Amazon employees are expected to protest outside the firm’s warehouses in the UK in a dispute over workers’ rights.

The GMB union told the BBC that it coincides with the start of a ballot in a “bid to force Amazon to recognise a union for the first time” in the country. A GMB spokesman also mentioned that the ballot’s results, which were expected on 15 July, could mean Amazon would be required to negotiate pay and conditions with them.

UK Amazon
Image Source Reuters

GMB Filed Legal Proceedings against Amazon

The US online retailer, which was founded by Jeff Bezos in 1994, stated that their employees “always have” the option to join a union. However, in April, GMB initiated legal action against the company. The GMB union is accusing Amazon of unfair labour practices, alleging the company pressured staff to give up their union memberships. This legal action called an Inducement Claim, accuses Amazon of pressuring workers to give up their right to join a union and negotiate together for better pay, hours, and benefits.

This legal action follows the GMB’s successful vote to represent Amazon workers at a fulfilment centre. If the GMB’s claim is upheld, it would be the first time a union has gained recognition to bargain for Amazon workers on pay, hours, and holidays outside the United States.

UK Amazon
Image Source GMB

The claims include that Amazon has:

  • Pressured staff to leave the union. Company bosses have erected QR codes in Amazon fulfilment centres, which generate an email to the union’s membership department requesting that membership be cancelled.
  • Forced workers to attend hour-long anti-union seminars. Led by senior company managers, these briefings forced workers to listen to anti-union messages during work time.
  • Displayed anti-union messages throughout Amazon workplaces, including on billboards and screens.
  • Bullied and intimidated union representatives amongst Amazon staff.

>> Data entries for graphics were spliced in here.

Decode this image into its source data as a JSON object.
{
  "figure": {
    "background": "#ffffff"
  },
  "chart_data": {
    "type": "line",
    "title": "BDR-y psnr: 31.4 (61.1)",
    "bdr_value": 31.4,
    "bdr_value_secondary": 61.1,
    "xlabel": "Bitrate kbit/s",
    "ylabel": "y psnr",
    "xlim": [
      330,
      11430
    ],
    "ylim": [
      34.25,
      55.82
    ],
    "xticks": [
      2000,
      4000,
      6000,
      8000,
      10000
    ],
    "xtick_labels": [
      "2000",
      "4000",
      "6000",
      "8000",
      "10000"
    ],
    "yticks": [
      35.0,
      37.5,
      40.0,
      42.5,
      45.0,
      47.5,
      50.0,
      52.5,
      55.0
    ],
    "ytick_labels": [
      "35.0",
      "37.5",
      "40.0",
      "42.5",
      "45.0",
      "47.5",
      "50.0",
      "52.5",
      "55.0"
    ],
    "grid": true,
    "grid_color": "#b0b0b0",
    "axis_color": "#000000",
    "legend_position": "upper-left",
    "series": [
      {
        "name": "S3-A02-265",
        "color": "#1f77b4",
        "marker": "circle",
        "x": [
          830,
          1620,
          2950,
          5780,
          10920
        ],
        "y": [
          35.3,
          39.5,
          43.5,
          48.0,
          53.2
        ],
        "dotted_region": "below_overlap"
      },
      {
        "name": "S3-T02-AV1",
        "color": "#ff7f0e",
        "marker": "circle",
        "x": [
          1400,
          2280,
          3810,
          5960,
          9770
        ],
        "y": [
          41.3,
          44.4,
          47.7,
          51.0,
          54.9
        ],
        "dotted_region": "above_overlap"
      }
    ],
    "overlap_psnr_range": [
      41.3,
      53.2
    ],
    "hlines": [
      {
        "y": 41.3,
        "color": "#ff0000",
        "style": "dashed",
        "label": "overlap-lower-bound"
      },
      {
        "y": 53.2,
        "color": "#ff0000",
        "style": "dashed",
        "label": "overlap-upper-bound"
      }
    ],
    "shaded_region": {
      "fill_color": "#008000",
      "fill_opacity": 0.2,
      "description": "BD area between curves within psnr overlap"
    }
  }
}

GMB Prepares for Potential Pushback from Amazon Ahead of Vote

The GMB union’s fight to represent Amazon workers in Coventry nears its climax. After a decade-long struggle, a vote is scheduled for Monday where 3,000 workers will decide on GMB representation. This hard-won ballot follows an 18-month campaign that included strikes and protests and comes after the government granted union representatives access to the site. To amplify their message, the GMB will also hold protests at the firm’s sites in Warrington, Carlisle and Dartford, Kent, and outside their headquarters in London.

UK Amazon
Image Source PA Media

Tensions Rise Between Amazon and GMB Over Union Allegations

Amanda Gearing, GMB Senior Organiser, said:

“This is a company out of control. Amazon is a multi-billion-pound corporation doing everything in its power to stop minimum-wage workers from forming a union. Their latest American-style anti-union campaign proves they will stop at nothing to beat the rules that every other employer in the UK is expected to follow. It’s desperate measures and goes someway to show why Amazon workers as so determined to win the union recognition they deserve”.

A representative for Amazon stated to BBC, “Our employees have the choice of whether or not to join a union. They always have.”

The representative also noted that Amazon “regularly reviews” pay, adding: “Our minimum starting pay has increased to £12.30 and £13 per hour depending on location— a 20% increase over two years and 50% since 2018.

“We also work hard to provide great benefits, a positive work environment, and excellent career opportunities,” they added.

Image Source GMB

The ongoing dispute between Amazon and GMB highlights the tension between the company’s stance on unionisation and the union’s allegations of coercion. While Amazon asserts that it offers competitive pay, benefits, and the freedom for employees to join unions, GMB’s legal action underscores the union’s concerns about potential anti-union activities. This conflict reflects broader challenges in balancing corporate policies with workers’ rights in today’s labour landscape.